Essa imagem não tardou a ser pintada na cidade com Mourinho conduzi-la de fato e gravata, à Gregory Peck em “Férias em Roma”, filme de 1953. O português cedo apelou às hostes e madrugou a ser gravado a paredes meias de ruas onde Francesco Totti ocupava todas as gravuras. Em questão de meses, o treinador recebia mordomias iguais às de um rei com décadas de amor à AS Roma. O tiro ao coração foi certeiro desde muito cedo.
Uns dois anos e meio volvidos e o clube anunciou, esta terça-feira, que José Mourinho já não é o treinador da sua equipa principal. Não usou a palavra “despedimento”, mas ela consta nas notícias dos jornais italianos. Em comunicado, os giallorossi citam a “paixão e compromisso” do treinador sem esconderem a “mudança imediata” que julgaram necessária para uma equipa a definhar aos poucos em campo. O penso rápido até ao verão será Daniele De Rossi, lenda romanista conhecia como Il Capitano Futuro quando jogava, pela coincidência com Francesco Totti - eram dois nascidos e criados em Roma, da Roma, que envelheceram juntos no clube.
Simbolicamente, o último jogo de Mourinho com a equipa viu-o já longe do relvado. Ficou na bancada de San Siro, o estádio onde a AS Roma perdeu com o AC Milan, a assistir encasacado à derrota da equipa por 3-1 com a mesma desinspiração coletiva a atacar e buraco insanáveis a defender. Sem Paulo Dybala, o mais técnico e inventivo jogador que teve, a equipa resumiu-se à procura incessante do poderio de Romelu Lukaku a segurar bolas na frente de ataque. Foi a nona derrota de uma época que já vinha a decair em relação às duas temporadas anteriores.
Foram sete derrotas no campeonato e 24 golos sofridos para 32 marcados, uma mancha na coesão e consistência defensivas coladas à pegada histórica de José Mourinho enquanto treinador. Pelo meio, houve o apuro recente contra a Cremonese, adversário da segunda divisão que ameaçou eliminar a AS Roma no Olímpico para a Taça de Itália. Na Liga Europa, a equipa passou aos 16 avos de final da prova que despertou a versão intempestiva e esbaforida do treinador há poucos meses, quando perdeu a última final contra o Sevilha.

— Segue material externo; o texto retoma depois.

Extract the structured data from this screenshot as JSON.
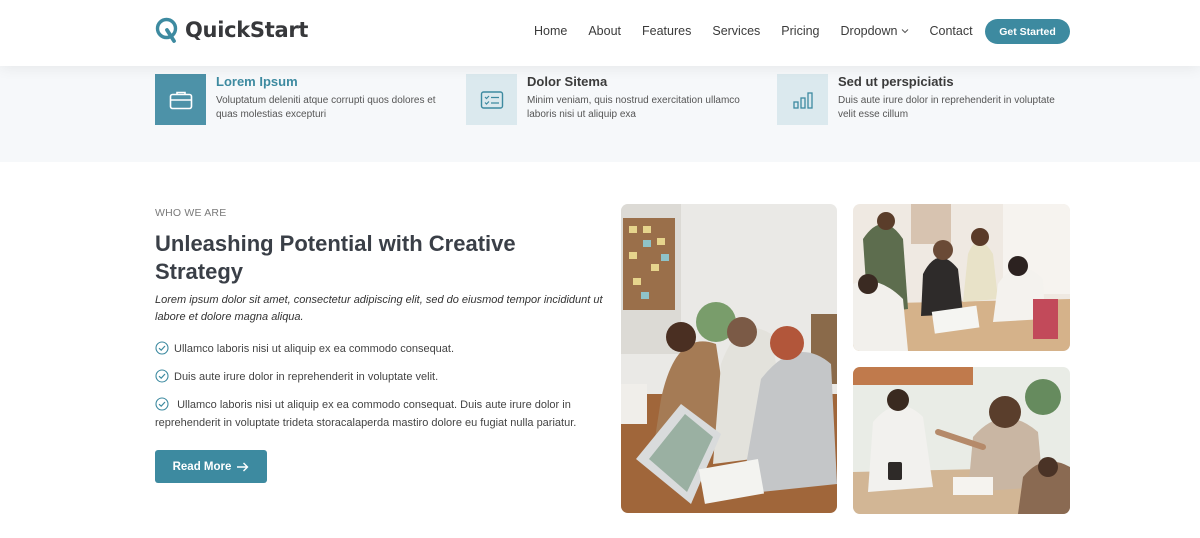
{
  "brand": {
    "name": "QuickStart",
    "accent": "#3d8aa0"
  },
  "nav": {
    "items": [
      "Home",
      "About",
      "Features",
      "Services",
      "Pricing",
      "Dropdown",
      "Contact"
    ],
    "cta": "Get Started"
  },
  "features": [
    {
      "icon": "briefcase-icon",
      "title": "Lorem Ipsum",
      "desc": "Voluptatum deleniti atque corrupti quos dolores et quas molestias excepturi"
    },
    {
      "icon": "card-checklist-icon",
      "title": "Dolor Sitema",
      "desc": "Minim veniam, quis nostrud exercitation ullamco laboris nisi ut aliquip exa"
    },
    {
      "icon": "bar-chart-icon",
      "title": "Sed ut perspiciatis",
      "desc": "Duis aute irure dolor in reprehenderit in voluptate velit esse cillum"
    }
  ],
  "about": {
    "eyebrow": "WHO WE ARE",
    "heading": "Unleashing Potential with Creative Strategy",
    "lead": "Lorem ipsum dolor sit amet, consectetur adipiscing elit, sed do eiusmod tempor incididunt ut labore et dolore magna aliqua.",
    "checks": [
      "Ullamco laboris nisi ut aliquip ex ea commodo consequat.",
      "Duis aute irure dolor in reprehenderit in voluptate velit.",
      "Ullamco laboris nisi ut aliquip ex ea commodo consequat. Duis aute irure dolor in reprehenderit in voluptate trideta storacalaperda mastiro dolore eu fugiat nulla pariatur."
    ],
    "button": "Read More"
  }
}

Podia ter sido o primeiro técnico a conquistar a Liga Europa por três clubes diferentes (em 2003 com o FC Porto, em 2017 com o Manchester United), mas perdeu a sua sexta final europeia nos penáltis, insurgindo-se depois contra o árbitro na garagem do estádio - a UEFA castigou-o severamente, foram quatro jogos de suspensão e 50 mil euros de multa. A sua marca na alma dos adeptos, contudo, estava já esculpida com afinco.

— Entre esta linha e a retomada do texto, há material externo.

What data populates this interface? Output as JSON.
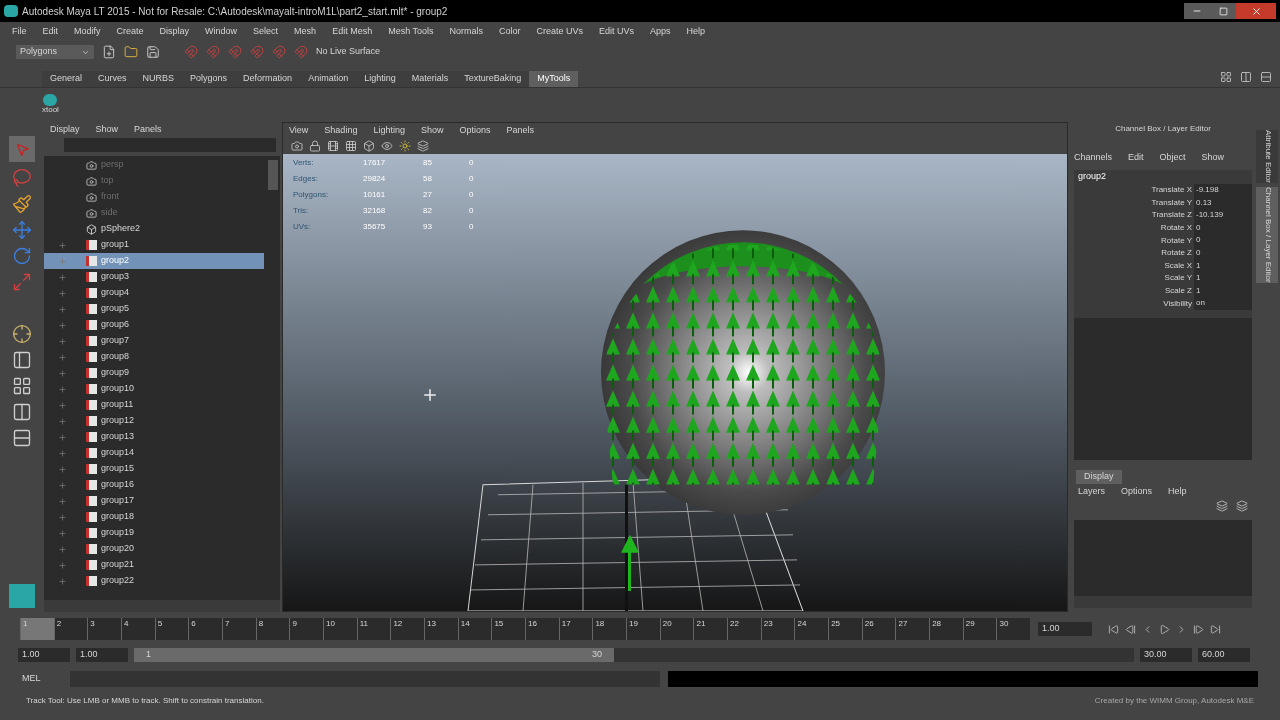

Na primeira temporada da AS Roma, o estádio sempre cheio culminou no êxodo de adeptos romanistas a Tirana, capital da Albânia onde conquistada a edição inaugural da Liga Conferência contra o Feyenoord. Catorze anos depois, a AS Roma conquistava um título. O golo foi de Nicolò Zaniolo, menino-bonito do clube fustigado por lesões nos joelhos, entretanto saído entretanto em desgraça, castigado pelos donos por não querer ir para um clube cuja proposta fora aceite.
Já noutras paragens, o avançado elogiaria o treinador português, matando rumores de que Mourinho teria algo a ver com a sua saída. As quezílias com jogadores derramadas para público que se tornaram frequentes nos últimos trabalhos do técnico espreitaram, também, em Roma, mas não com as mesmas faíscas: catalogou Rick Kardorp de “traidor” que minou o “esforço da equipa” após um empate com o Sassuolo, o lateral direito ficaria três meses à margem, mas seria perdoado; chamou “privilegiado” ao avançado Tammy Abraham. Meras questiúnculas episódicas se comparadas com tricas em clubes anteriores.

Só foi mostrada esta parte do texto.